Article V provides two avenues for amending the Constitution, one is through a super majority in Congress. The other is that Congress, “on the application of the legislatures of two thirds of the several states, shall call a Convention for proposing Amendment.” All previous constitutional amendments were passed through a two-thirds vote in Congress.
As comptroller general, Walker ran the Government Accountability Office, a federal watchdog agency that monitors waste and fraud. Walker, now an advocate with the Let Us Vote for a Balanced Budget Amendment Citizen’s Campaign, said, “the time has come to defuse our ticking debt bomb.”
“We can give Congress the benefit of the doubt and say nobody was keeping score and nobody was making a record, so maybe they didn’t know,” Walker said of Congress ignoring its obligation. “At the same point, we know they don’t want this to happen.”

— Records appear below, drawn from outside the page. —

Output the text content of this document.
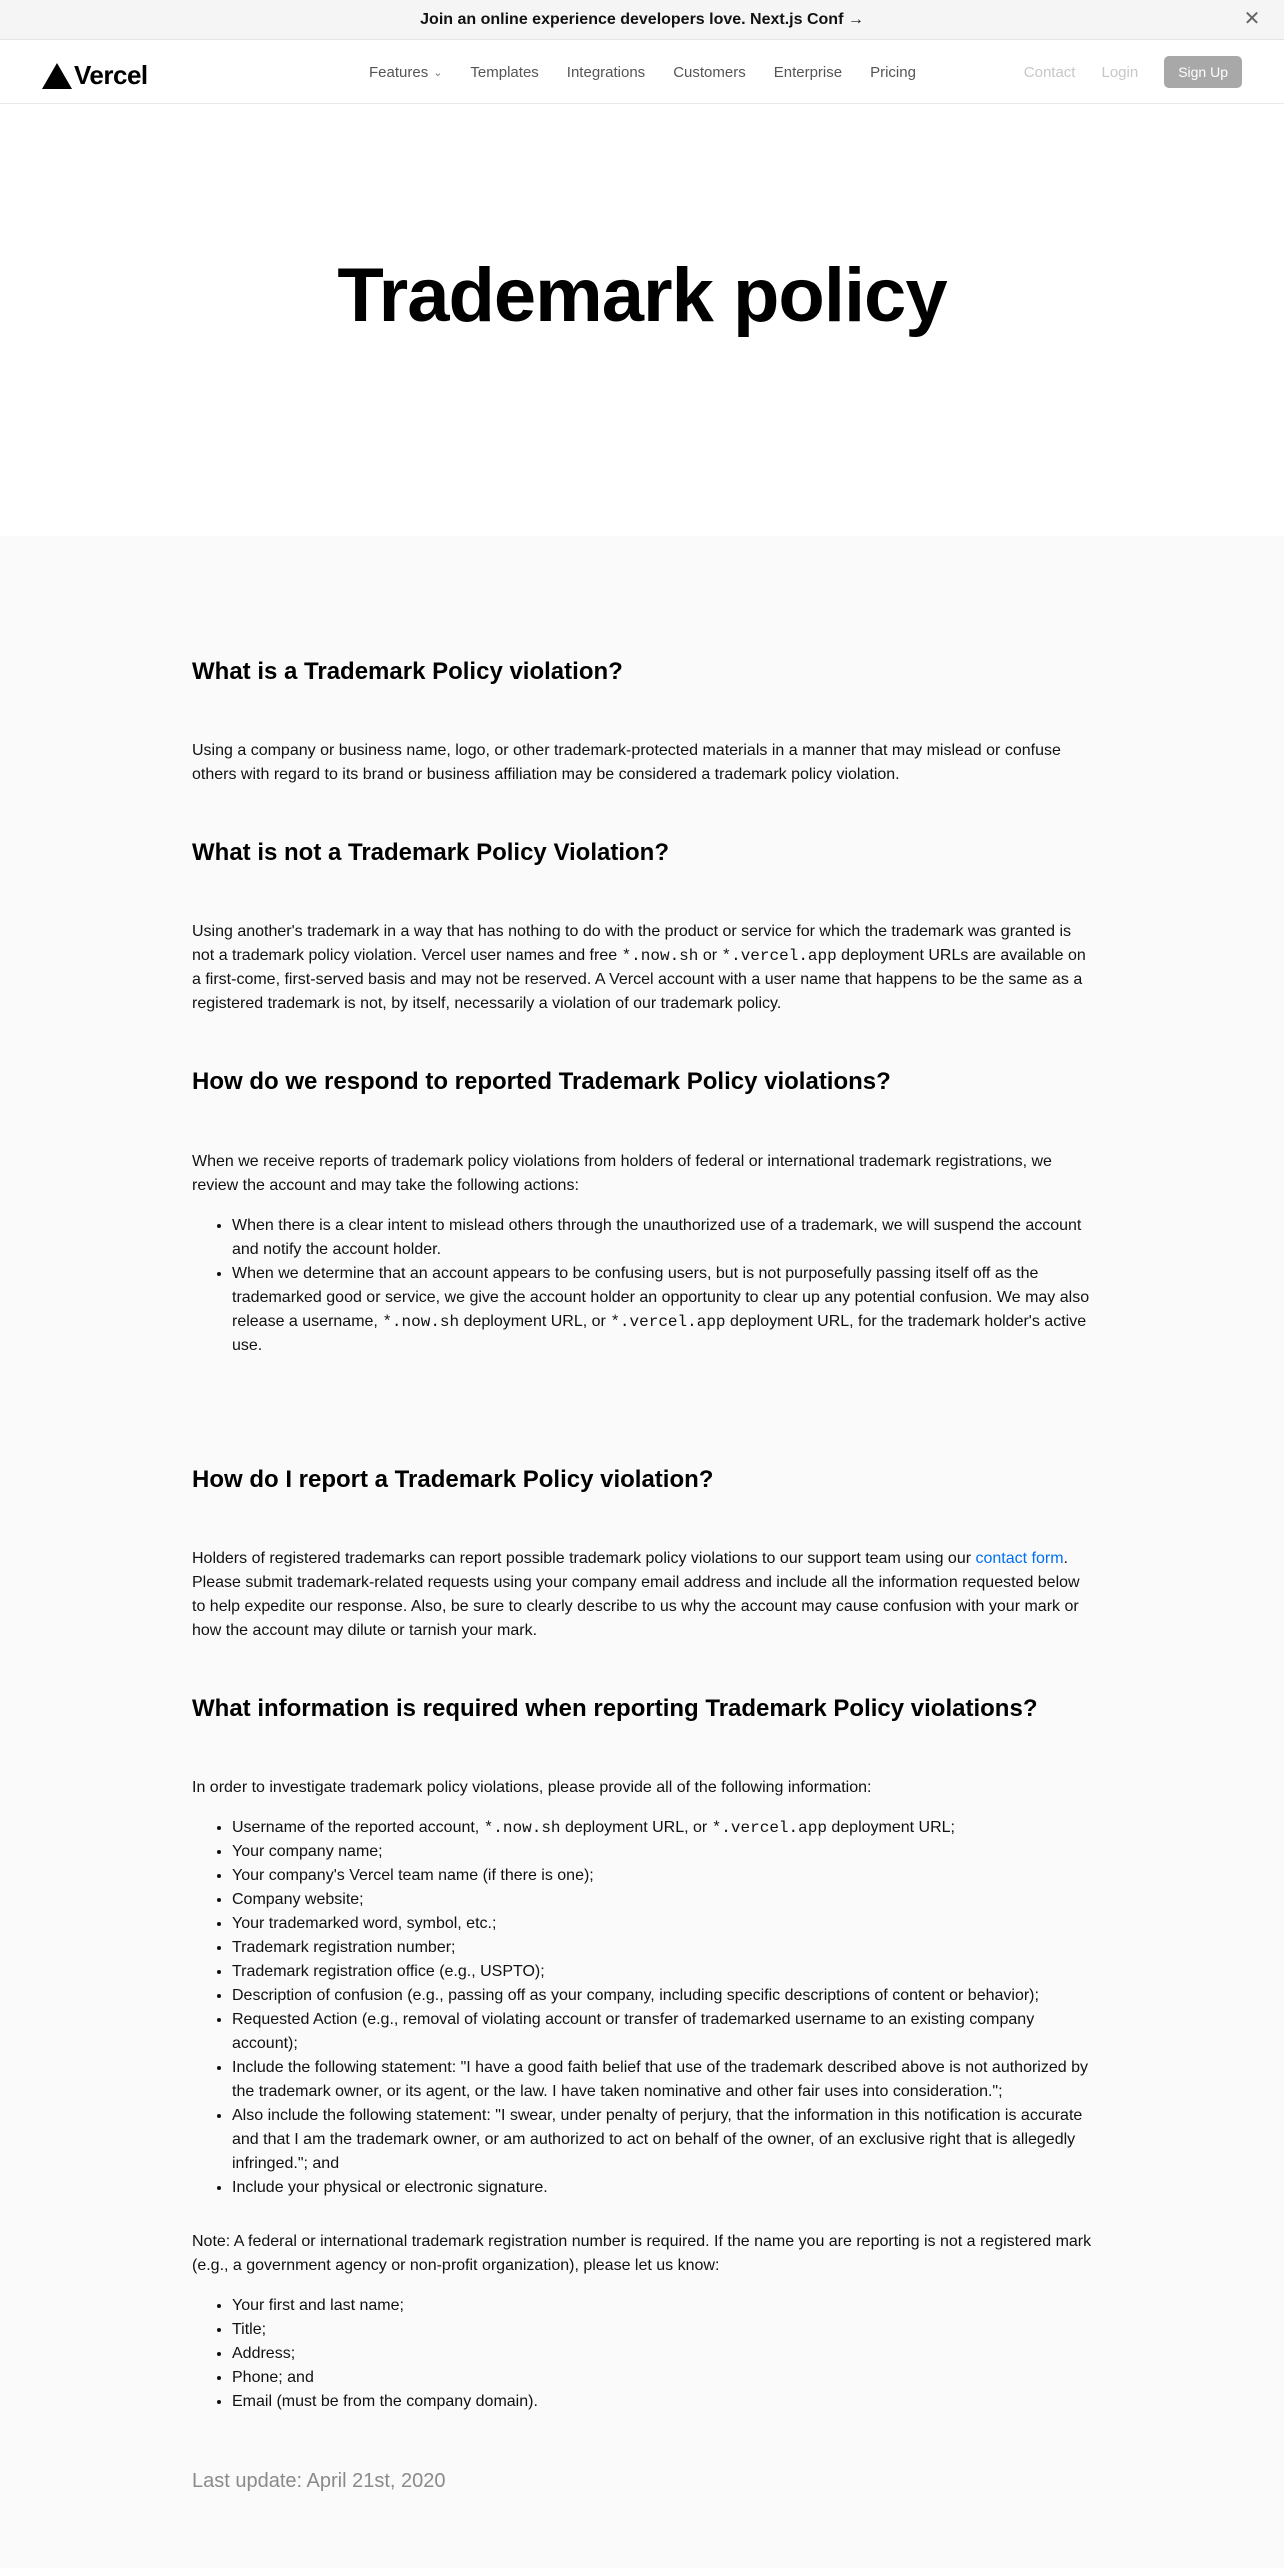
Join an online experience developers love. Next.js Conf →	✕
Vercel	Features ⌄ Templates Integrations Customers Enterprise Pricing	Contact Login	Sign Up
Trademark policy
What is a Trademark Policy violation?

Using a company or business name, logo, or other trademark-protected materials in a manner that may mislead or confuse others with regard to its brand or business affiliation may be considered a trademark policy violation.

What is not a Trademark Policy Violation?

Using another's trademark in a way that has nothing to do with the product or service for which the trademark was granted is not a trademark policy violation. Vercel user names and free *.now.sh or *.vercel.app deployment URLs are available on a first-come, first-served basis and may not be reserved. A Vercel account with a user name that happens to be the same as a registered trademark is not, by itself, necessarily a violation of our trademark policy.

How do we respond to reported Trademark Policy violations?

When we receive reports of trademark policy violations from holders of federal or international trademark registrations, we review the account and may take the following actions:

• When there is a clear intent to mislead others through the unauthorized use of a trademark, we will suspend the account and notify the account holder.
• When we determine that an account appears to be confusing users, but is not purposefully passing itself off as the trademarked good or service, we give the account holder an opportunity to clear up any potential confusion. We may also release a username, *.now.sh deployment URL, or *.vercel.app deployment URL, for the trademark holder's active use.
How do I report a Trademark Policy violation?

Holders of registered trademarks can report possible trademark policy violations to our support team using our contact form. Please submit trademark-related requests using your company email address and include all the information requested below to help expedite our response. Also, be sure to clearly describe to us why the account may cause confusion with your mark or how the account may dilute or tarnish your mark.

What information is required when reporting Trademark Policy violations?

In order to investigate trademark policy violations, please provide all of the following information:

• Username of the reported account, *.now.sh deployment URL, or *.vercel.app deployment URL;
• Your company name;
• Your company's Vercel team name (if there is one);
• Company website;
• Your trademarked word, symbol, etc.;
• Trademark registration number;
• Trademark registration office (e.g., USPTO);
• Description of confusion (e.g., passing off as your company, including specific descriptions of content or behavior);
• Requested Action (e.g., removal of violating account or transfer of trademarked username to an existing company account);
• Include the following statement: "I have a good faith belief that use of the trademark described above is not authorized by the trademark owner, or its agent, or the law. I have taken nominative and other fair uses into consideration.";
• Also include the following statement: "I swear, under penalty of perjury, that the information in this notification is accurate and that I am the trademark owner, or am authorized to act on behalf of the owner, of an exclusive right that is allegedly infringed."; and
• Include your physical or electronic signature.

Note: A federal or international trademark registration number is required. If the name you are reporting is not a registered mark (e.g., a government agency or non-profit organization), please let us know:

• Your first and last name;
• Title;
• Address;
• Phone; and
• Email (must be from the company domain).
Last update: April 21st, 2020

Walker stressed this could not lead to a “runaway” convention where delegates would make radical changes to the Constitution. That is because 32 of the 40 states filed single issue amendment applications on federal spending for a constitutional convention. Also, whether Congress or a convention votes to amend the Constitution, 38 states—or three-quarters of the states—would still have to ratify the proposed amendment.
Since the Constitution says Congress “shall” call a convention if two-thirds of the states call for it, this should be a mandatory, non-discretionary, and ministerial duty of the Congress, said David Biddulph, co-founder of the Let Us Vote for a Balanced Budget Amendment Citizen’s Campaign, Inc.
“I was a portfolio manager in the 1970s and the mood in America was awful, and we are right back where we were, and it really strikes me as tragic for our country, that we are repeating the mistakes of the 70s in our current times because Congress didn’t do its job in calling convention to propose a fiscal responsibility amendment in 1979,” Biddulph told Fox News Digital.
“America today is feeling the decline in prosperity of families because of inflation at 9%,” Biddulph added. “The really incredibly good news is that our founders put in a mechanism to bypass Congress’s failure to address issues important to the American people such as inflation that is reducing our standard of living.”